A sociedade marcada pela diversidade/multiplicidade das diferenças humanas – físicas, sociais, étnicas, econômicas, culturais, religiosas etc. – incorpora também os indivíduos que não se encaixam nos chamados padrões de normalidade física ou mental, devido a causas acidentais ou congênitas que os tornaram pessoas com deficiências e enfrentam barreiras sociais diferenciadas, já que, em grande medida, o meio determina o efeito de uma deficiência ou de uma capacidade sobre a vida cotidiana de uma pessoa. Ela pode se perceber relegada à invalidez se lhe são negadas oportunidades necessárias aos aspectos fundamentais da vida, tais como trabalho, educação, habitação e lazer.

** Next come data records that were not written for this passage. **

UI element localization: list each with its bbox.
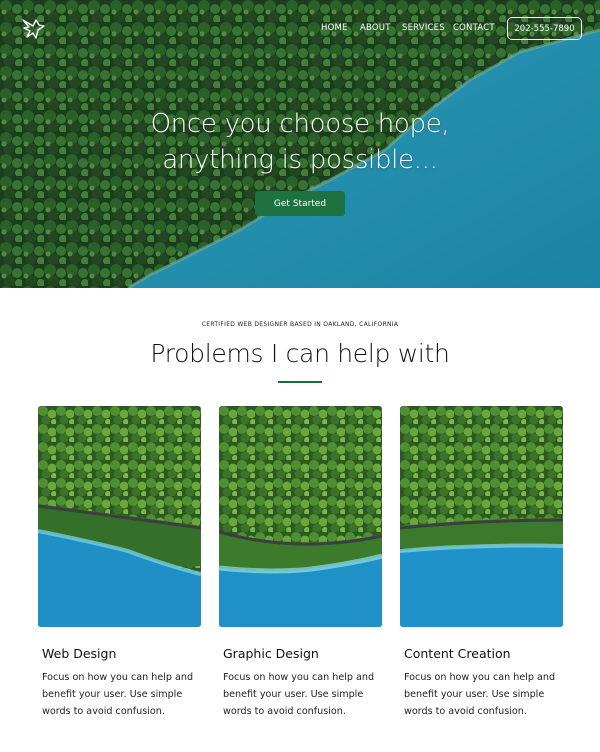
card-title: Graphic Design <box>223 646 319 661</box>
service-card-graphic-design[interactable]: Graphic Design Focus on how you can help… <box>218 406 383 720</box>
section-title: Problems I can help with <box>150 339 450 368</box>
nav-link-contact[interactable]: CONTACT <box>453 23 495 33</box>
card-body: Focus on how you can help and benefit yo… <box>404 672 556 717</box>
hero-title: Once you choose hope, anything is possib… <box>0 106 600 178</box>
card-image-forest-road <box>218 406 383 627</box>
card-title: Content Creation <box>404 646 511 661</box>
card-image-forest-coast <box>37 406 202 627</box>
nav-link-about[interactable]: ABOUT <box>360 23 391 33</box>
card-body: Focus on how you can help and benefit yo… <box>223 672 375 717</box>
get-started-button[interactable]: Get Started <box>255 191 345 216</box>
nav-link-home[interactable]: HOME <box>321 23 348 33</box>
hero-section: HOME ABOUT SERVICES CONTACT 202-555-7890… <box>0 0 600 288</box>
card-title: Web Design <box>42 646 117 661</box>
phone-button[interactable]: 202-555-7890 <box>507 17 582 40</box>
card-image-forest-shore <box>399 406 564 627</box>
nav-link-services[interactable]: SERVICES <box>402 23 445 33</box>
hero-title-line-2: anything is possible... <box>162 145 438 175</box>
service-card-web-design[interactable]: Web Design Focus on how you can help and… <box>37 406 202 720</box>
dove-logo-icon[interactable] <box>20 17 46 41</box>
title-divider <box>278 381 322 383</box>
top-nav: HOME ABOUT SERVICES CONTACT 202-555-7890 <box>0 0 600 58</box>
card-body: Focus on how you can help and benefit yo… <box>42 672 194 717</box>
service-card-content-creation[interactable]: Content Creation Focus on how you can he… <box>399 406 564 720</box>
hero-title-line-1: Once you choose hope, <box>150 109 450 139</box>
section-eyebrow: CERTIFIED WEB DESIGNER BASED IN OAKLAND,… <box>201 321 399 328</box>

Diversos autores (AMARAL, 1995; MAZZOTA, 1996; PAIXÃO, 1996) analisam a trajetória que expressa o significado da deficiência no processo histórico. A deficiência foi adquirindo variadas interpretações, desde sinal de forças ocultas da natureza até fatalidade orgânica que acomete os indivíduos, considerando necessidades emergentes que se põem na relação dos indivíduos com o meio. Sabe-se, pelos estudos realizados por diversas ciências (paleontologia, arqueologia, sociologia, história etc.), que as atitudes que mais predominam no decorrer da história da civilização em relação a esses indivíduos têm sido de abandono, exclusão, rejeição, discriminação ou preconceito.

No período de transição para a sociedade capitalista, as concepções sobrenaturais da deficiência dão lugar às explicações pautadas nos estudos de medicina da época, como um problema orgânico do indivíduo. No século XX, as experiências pedagógicas já realizadas por Pestalozzi (1746-1827), Froebel (1782-1852), Itard (1774-1838), Seguin (1812-1888), Maria Montessori (1870-1922), Decroly (1871-1922) possibilitaram o surgimento de propostas educacionais a pessoas com deficiência, que deram luz ao que hoje se denomina Educação Especial. Segundo Staimback et al. (1999, p. 38), "entre 1900 e 1930, disseminou-se generalizadamente a idéia de que as pessoas com deficiência tinham tendências criminosas e eram a mais séria ameaça à civilização, devido à sua composição genética".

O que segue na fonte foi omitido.